New Mass. EMTs graduate from paid training program
AMR’s Earn While You Learn program has seen success in addressing the shortage of EMS personnel
By Jeanette DeForge
SPRINGFIELD, Mass. — Angel Sanchez of Springfield was always interested in emergency medicine, but his fears of taking on such a big responsibility — while raising a young son — made it a no-go.
But being accepted into an ambulance company’s Earn While You Learn EMT program made the difference. The program paid him for a 40-hour week, so he didn’t have to try to fit in classes on top of a regular job and family responsibilities. The company guaranteed him a job upon graduation.
On Monday, Sanchez and 15 of his classmates finished a 12-week course and received their EMT certifications. The graduates now begin on-the-job training as official employees of the company, AMR.
“I’ve wanted to do EMS for a while, but I was scared to do it, being responsible for someone’s life,” Sanchez said.
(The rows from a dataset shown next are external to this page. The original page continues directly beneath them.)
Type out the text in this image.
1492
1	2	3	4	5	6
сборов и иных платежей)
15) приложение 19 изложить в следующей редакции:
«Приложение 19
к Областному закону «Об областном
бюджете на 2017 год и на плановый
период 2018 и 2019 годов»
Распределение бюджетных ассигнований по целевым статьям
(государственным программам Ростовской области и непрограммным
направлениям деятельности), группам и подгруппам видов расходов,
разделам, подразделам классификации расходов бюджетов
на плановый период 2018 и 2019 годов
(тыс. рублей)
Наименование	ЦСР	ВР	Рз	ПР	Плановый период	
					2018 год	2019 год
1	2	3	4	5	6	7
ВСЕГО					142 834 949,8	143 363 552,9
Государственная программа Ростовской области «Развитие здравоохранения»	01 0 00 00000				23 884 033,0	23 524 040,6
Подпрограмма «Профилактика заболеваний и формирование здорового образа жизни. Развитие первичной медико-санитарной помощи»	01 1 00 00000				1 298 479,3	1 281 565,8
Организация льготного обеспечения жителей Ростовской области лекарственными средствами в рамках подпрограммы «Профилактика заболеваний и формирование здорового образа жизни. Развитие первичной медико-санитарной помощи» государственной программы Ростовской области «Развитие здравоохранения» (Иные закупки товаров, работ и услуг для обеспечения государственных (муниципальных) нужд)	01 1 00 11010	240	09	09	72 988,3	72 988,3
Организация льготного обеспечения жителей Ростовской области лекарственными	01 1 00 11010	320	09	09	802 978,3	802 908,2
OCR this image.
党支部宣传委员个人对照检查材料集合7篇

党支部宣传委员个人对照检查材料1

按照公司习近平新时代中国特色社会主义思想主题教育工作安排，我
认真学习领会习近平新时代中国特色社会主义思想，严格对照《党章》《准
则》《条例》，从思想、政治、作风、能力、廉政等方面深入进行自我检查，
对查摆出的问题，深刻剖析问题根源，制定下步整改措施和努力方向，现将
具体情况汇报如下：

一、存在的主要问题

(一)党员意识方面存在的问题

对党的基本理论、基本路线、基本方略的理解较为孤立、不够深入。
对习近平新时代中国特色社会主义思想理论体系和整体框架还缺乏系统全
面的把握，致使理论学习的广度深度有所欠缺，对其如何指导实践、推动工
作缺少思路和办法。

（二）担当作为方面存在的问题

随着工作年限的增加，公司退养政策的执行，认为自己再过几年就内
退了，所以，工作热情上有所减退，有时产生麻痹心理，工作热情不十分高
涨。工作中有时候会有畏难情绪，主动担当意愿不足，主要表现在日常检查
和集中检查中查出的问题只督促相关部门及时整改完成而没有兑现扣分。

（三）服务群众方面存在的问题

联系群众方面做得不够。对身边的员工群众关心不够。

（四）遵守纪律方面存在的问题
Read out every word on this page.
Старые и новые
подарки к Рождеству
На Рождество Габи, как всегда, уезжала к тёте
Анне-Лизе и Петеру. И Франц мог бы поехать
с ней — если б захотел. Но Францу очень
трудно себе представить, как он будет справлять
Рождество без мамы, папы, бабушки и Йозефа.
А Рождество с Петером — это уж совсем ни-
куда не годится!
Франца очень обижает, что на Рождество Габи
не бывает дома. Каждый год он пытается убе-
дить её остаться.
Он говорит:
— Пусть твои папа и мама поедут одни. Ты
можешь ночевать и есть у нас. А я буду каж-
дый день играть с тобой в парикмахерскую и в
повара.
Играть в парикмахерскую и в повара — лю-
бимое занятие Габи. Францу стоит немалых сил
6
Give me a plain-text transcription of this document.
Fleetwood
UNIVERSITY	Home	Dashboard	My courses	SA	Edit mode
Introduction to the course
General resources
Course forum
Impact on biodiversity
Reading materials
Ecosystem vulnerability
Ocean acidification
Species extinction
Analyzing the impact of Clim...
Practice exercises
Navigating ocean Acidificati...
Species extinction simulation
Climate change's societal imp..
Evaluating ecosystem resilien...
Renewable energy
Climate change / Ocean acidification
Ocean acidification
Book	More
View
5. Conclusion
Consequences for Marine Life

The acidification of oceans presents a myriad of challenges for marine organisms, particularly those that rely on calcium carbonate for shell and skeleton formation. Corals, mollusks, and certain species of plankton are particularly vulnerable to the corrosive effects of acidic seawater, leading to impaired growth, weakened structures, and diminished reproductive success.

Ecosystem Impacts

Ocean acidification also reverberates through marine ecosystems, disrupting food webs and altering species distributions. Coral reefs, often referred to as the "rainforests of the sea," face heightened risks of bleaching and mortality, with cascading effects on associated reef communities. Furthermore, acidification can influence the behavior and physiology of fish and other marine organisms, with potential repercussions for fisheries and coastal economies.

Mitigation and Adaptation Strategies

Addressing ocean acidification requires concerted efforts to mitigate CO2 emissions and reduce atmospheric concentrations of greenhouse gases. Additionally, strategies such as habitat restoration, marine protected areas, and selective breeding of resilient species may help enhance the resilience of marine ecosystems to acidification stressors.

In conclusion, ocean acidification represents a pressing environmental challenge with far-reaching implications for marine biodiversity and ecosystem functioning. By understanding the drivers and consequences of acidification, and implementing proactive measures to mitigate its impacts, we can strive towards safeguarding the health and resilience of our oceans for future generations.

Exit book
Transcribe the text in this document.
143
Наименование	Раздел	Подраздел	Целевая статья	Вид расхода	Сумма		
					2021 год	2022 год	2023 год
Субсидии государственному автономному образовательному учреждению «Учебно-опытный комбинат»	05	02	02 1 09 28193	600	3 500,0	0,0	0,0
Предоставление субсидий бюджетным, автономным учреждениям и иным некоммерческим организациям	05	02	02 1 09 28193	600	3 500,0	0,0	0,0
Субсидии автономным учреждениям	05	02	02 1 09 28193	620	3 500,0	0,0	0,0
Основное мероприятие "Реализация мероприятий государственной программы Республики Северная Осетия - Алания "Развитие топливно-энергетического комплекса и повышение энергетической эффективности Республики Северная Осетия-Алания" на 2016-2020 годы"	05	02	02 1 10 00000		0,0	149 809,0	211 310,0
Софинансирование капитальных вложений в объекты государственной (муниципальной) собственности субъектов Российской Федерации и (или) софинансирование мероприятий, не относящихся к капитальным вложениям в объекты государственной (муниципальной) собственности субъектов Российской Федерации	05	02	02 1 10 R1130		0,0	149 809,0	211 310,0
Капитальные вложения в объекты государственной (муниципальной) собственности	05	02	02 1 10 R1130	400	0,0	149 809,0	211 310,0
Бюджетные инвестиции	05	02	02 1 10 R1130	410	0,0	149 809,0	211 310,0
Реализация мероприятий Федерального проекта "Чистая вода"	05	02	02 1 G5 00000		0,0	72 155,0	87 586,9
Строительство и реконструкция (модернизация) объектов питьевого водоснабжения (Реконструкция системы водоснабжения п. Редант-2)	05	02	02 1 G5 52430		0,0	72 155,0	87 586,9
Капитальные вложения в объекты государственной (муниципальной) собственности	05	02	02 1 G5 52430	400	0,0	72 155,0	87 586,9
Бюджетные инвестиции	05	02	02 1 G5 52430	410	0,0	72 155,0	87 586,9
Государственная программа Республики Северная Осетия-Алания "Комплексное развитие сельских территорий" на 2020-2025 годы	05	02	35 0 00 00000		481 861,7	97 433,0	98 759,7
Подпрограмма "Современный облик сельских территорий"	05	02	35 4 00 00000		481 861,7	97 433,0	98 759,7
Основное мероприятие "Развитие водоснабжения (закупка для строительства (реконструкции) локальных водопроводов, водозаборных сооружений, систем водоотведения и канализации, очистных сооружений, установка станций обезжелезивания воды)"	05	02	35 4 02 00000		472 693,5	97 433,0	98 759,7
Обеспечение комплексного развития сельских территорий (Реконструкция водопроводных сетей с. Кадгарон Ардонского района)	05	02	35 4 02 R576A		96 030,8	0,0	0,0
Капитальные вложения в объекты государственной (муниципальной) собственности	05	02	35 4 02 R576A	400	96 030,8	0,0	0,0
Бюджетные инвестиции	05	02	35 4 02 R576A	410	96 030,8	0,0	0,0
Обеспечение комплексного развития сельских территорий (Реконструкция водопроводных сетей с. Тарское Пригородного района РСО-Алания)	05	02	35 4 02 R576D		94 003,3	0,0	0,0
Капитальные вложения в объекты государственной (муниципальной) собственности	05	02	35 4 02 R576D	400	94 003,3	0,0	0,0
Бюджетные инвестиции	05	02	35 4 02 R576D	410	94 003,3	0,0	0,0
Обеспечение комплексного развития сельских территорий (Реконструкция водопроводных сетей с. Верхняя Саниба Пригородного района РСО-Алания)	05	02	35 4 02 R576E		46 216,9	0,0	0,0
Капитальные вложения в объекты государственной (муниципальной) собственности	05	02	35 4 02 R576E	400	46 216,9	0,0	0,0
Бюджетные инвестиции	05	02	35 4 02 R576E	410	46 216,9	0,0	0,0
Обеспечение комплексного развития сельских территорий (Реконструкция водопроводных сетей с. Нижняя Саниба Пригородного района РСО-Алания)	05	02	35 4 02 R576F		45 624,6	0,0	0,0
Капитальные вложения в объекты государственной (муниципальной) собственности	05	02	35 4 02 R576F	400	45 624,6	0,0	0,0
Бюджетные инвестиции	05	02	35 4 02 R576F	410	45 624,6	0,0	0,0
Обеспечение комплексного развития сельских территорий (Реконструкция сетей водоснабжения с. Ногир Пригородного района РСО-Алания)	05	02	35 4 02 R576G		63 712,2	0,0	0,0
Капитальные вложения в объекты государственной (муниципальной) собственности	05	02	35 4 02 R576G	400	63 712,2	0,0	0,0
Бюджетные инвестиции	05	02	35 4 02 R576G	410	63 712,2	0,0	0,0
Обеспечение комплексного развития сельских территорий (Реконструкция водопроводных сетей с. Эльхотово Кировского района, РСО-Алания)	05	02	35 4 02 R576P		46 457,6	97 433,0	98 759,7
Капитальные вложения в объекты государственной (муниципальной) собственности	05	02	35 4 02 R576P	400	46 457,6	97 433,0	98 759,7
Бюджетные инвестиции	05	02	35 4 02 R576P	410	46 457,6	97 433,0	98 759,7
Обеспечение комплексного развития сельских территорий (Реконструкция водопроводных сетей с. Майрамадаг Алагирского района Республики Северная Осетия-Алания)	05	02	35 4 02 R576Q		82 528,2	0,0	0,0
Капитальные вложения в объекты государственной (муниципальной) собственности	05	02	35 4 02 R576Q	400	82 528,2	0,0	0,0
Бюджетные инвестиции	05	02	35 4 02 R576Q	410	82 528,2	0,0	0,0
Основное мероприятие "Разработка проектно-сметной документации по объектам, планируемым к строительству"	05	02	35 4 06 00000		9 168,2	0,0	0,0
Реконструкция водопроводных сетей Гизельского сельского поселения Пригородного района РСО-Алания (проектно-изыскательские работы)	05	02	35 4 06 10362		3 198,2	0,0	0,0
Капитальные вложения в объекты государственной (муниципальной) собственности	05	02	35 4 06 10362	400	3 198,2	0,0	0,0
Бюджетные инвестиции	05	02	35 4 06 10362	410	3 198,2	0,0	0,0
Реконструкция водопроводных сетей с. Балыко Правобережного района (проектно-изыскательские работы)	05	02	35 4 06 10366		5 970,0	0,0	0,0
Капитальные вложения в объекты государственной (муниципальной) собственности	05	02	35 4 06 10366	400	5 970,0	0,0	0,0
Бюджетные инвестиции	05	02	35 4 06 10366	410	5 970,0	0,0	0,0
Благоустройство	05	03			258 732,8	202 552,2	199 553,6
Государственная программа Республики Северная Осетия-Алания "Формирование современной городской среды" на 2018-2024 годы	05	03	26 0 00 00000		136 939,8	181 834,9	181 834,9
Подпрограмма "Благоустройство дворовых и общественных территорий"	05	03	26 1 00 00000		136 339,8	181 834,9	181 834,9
A friend graduated from an earlier class and suggested the program. That recommendation, plus the fact that the company covers tuition, books, uniforms and provides a $16.50-an-hour pay rate, gave Sanchez the confidence to apply.
The program began in Springfield in 2019 as a way to address the shortage of healthcare workers. Its 11th class graduated Monday. It has proven to be such a success that AMR expanded it to its other headquarters, in Worcester and Marlboro, said Emily Chandler , Massachusetts program manager for AMR.
AMR employs about 415 people in Springfield. It created the program to recruit and retain hard-to-find EMTs. While the classes do not fill all staffing needs, they help, she said.
When people sign up, they commit to the 12-week program that runs five days and week and every other weekend. They also agree to work for AMR for a year, although 93% of the graduates are still working for the company, said Patrick Leonardo, AMR regional director for Massachusetts.
The class has proven popular, with 150 to 200 people applying for the program’s 20 slots every time it is offered. A majority of applicants are people like Sanchez, who learned about the program from an EMT who has gone through it and recommended it, he said.
There are advantages for AMR in offering its own classes. Students build a familiarity with AMR and a camaraderie with its employees. Certification standards are the same in all classes, but AMR can add in elements such as teaching students how to safely drive an ambulance — and general company policies and procedures, Chandler said.
Evelyn Quinones, of Southwick, holds a bachelor’s degree and has studied to be a pharmacist and works as a cardiac monitoring technician at Baystate Medical Center. She realized she wanted to work in emergency medicine.
“I want to be a ground or flight medic and AMR gave me the tools to get started on that,” she said.
Quinones, who continues to work at Baystate, said she is paying back college loans so she couldn’t finance an EMT course. The Earn While You Learn classes were ideal.
“There were a lot of ups and downs in the class but I already knew the medical terminology, so that made it easier,” she said.
Quinones said she is looking forward to starting to work on the ambulance and at the same time is hoping to continue her education by taking a paramedic class that follows the same model.
Based on the success of the EMT course, AMR began a paramedic course in 2021 so existing employees can further their education. Students also pay no tuition and continue to earn their salary when they are studying, Chandler said.
At the graduation, Deputy Police Chief Rupert Daniel, Deputy Fire Chief David Wells and Dr. Seth Kelly, of Baystate Medical Center, all talked about the vital role EMTs play.
“Think about it. You people signed up to save people’s lives. It doesn’t get any better,” Daniel said.
Mayor Domenic J. Sarno thanked the graduates and their families for providing the support they needed so they could pass the courses and excel in their new jobs.
“I appreciate what you do. I don’t envy what you do,” he said. He said it takes a lot to be willing to help people day after day, on what might be the worst day of their lives.
The graduates applauded when their instructor, Randy Rameau, took the podium. He told the students they now have the medical training to start their careers.
“Remember, always treat patients with dignity, respect and a great deal of empathy,” he said.